会場から上がった歓声は『わぁっ』、なんて、小さなものじゃなかった。
体がビリビリするくらい、大きな声。



あっという間に表彰台が用意されて、あたしとゴールド、それにワタルさん(一応、3位だったし)の表彰式が始まった。
2人に渡されたカップをゴールドに渡すと、あたしは、優勝旗を受け取った。

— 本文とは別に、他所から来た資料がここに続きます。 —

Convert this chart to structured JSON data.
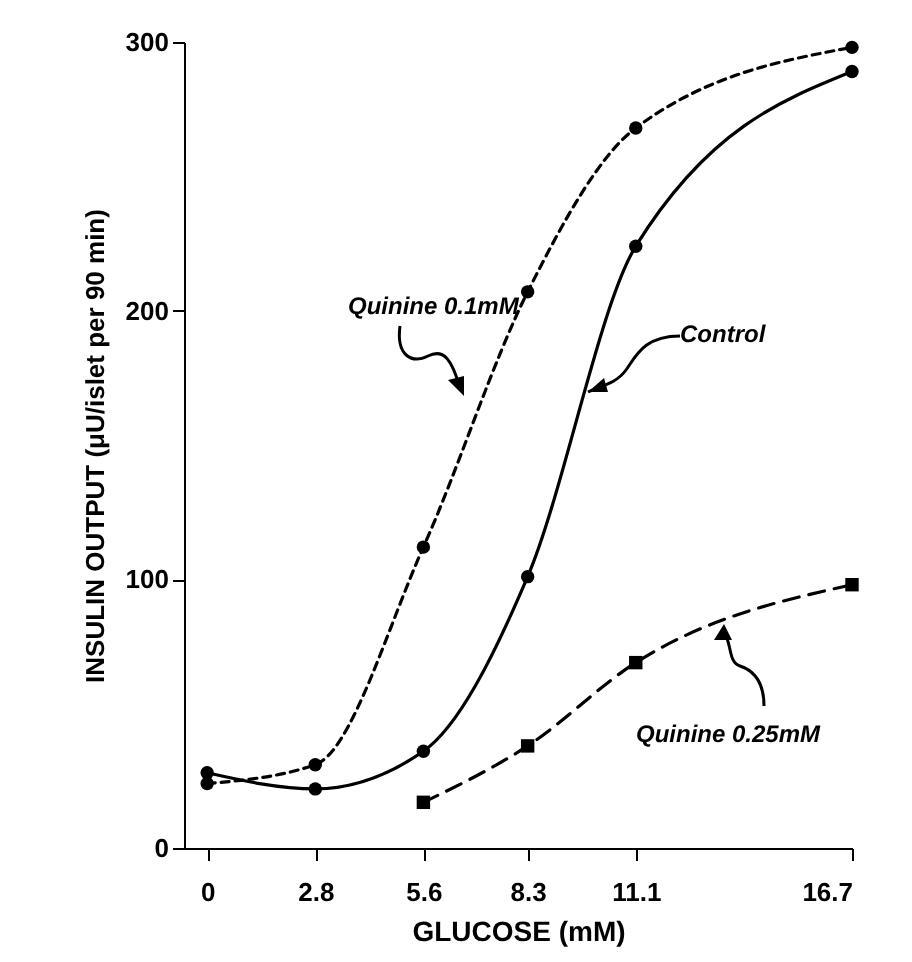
{
  "chart_data": {
    "type": "line",
    "xlabel": "GLUCOSE (mM)",
    "ylabel": "INSULIN OUTPUT (μU/islet per 90 min)",
    "x": [
      0,
      2.8,
      5.6,
      8.3,
      11.1,
      16.7
    ],
    "xlim": [
      -0.6,
      16.7
    ],
    "xticks": [
      0,
      2.8,
      5.6,
      8.3,
      11.1,
      16.7
    ],
    "ylim": [
      0,
      300
    ],
    "yticks": [
      0,
      100,
      200,
      300
    ],
    "grid": false,
    "series": [
      {
        "name": "Control",
        "color": "#000000",
        "marker": "circle",
        "line_style": "solid",
        "values": [
          28,
          22,
          36,
          101,
          224,
          289
        ]
      },
      {
        "name": "Quinine 0.1mM",
        "color": "#000000",
        "marker": "circle",
        "line_style": "dotted",
        "values": [
          24,
          31,
          112,
          207,
          268,
          298
        ]
      },
      {
        "name": "Quinine 0.25mM",
        "color": "#000000",
        "marker": "square",
        "line_style": "dashed",
        "values": [
          null,
          null,
          17,
          38,
          69,
          98
        ]
      }
    ]
  }
}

(本当なら、1人で全部受け取るんだけど)
でもね、本当に嬉しかったのは、金色に輝くカップでも、すぐに返すけど、リボンに自分の名前が残される優勝旗でもないんだ。
四方八方から浴びせられる歓声。
あたしたちに向けられる歓声、それが 1番嬉しかったの。






控え室のドアがノックされた。
ボーッとする目をこすりながら扉を開けると、そこにいたのは いつもの赤い髪、銀色の眼。
「シルバー・・・」
「優勝、おめでとう。 ・・・・・・入っていいか?」
軽くうなずいて、あたしは中にあるベンチに座りなおした。
体力には多少自信はあるんだけど、さすがに今日だけはヘトヘトで、これ以上運動する気にはなれない。

「・・・・・・疲れたぁ・・・」
「だろうな。」
シルバーは 優しい顔で笑っていた。
「・・・だけどね、すごく、楽しかったの。
 こんなにドキドキするバトル、初めてだった・・・・・・」
言いながら、隣にいるシルバーの肩にもたれかかる。
本当に、疲れたの、体の自由が 効かなくなっちゃうくらいに。
「さいご、本当に逆転されちゃったなぁ・・・、あれ、きっとレッドが渡したんだよね、技マシン・・・」


「クリスタル。」
シルバーの声が聞こえる。
「・・・あのさ、試合前に言うと混乱するかもって思って言わなかったんだけど、
 おれ・・・・・・」
あたしは 眠りについていた。
なんとなく覚えているのは、頭についている星型のヘアピンを シルバーの指が軽く触れた感触。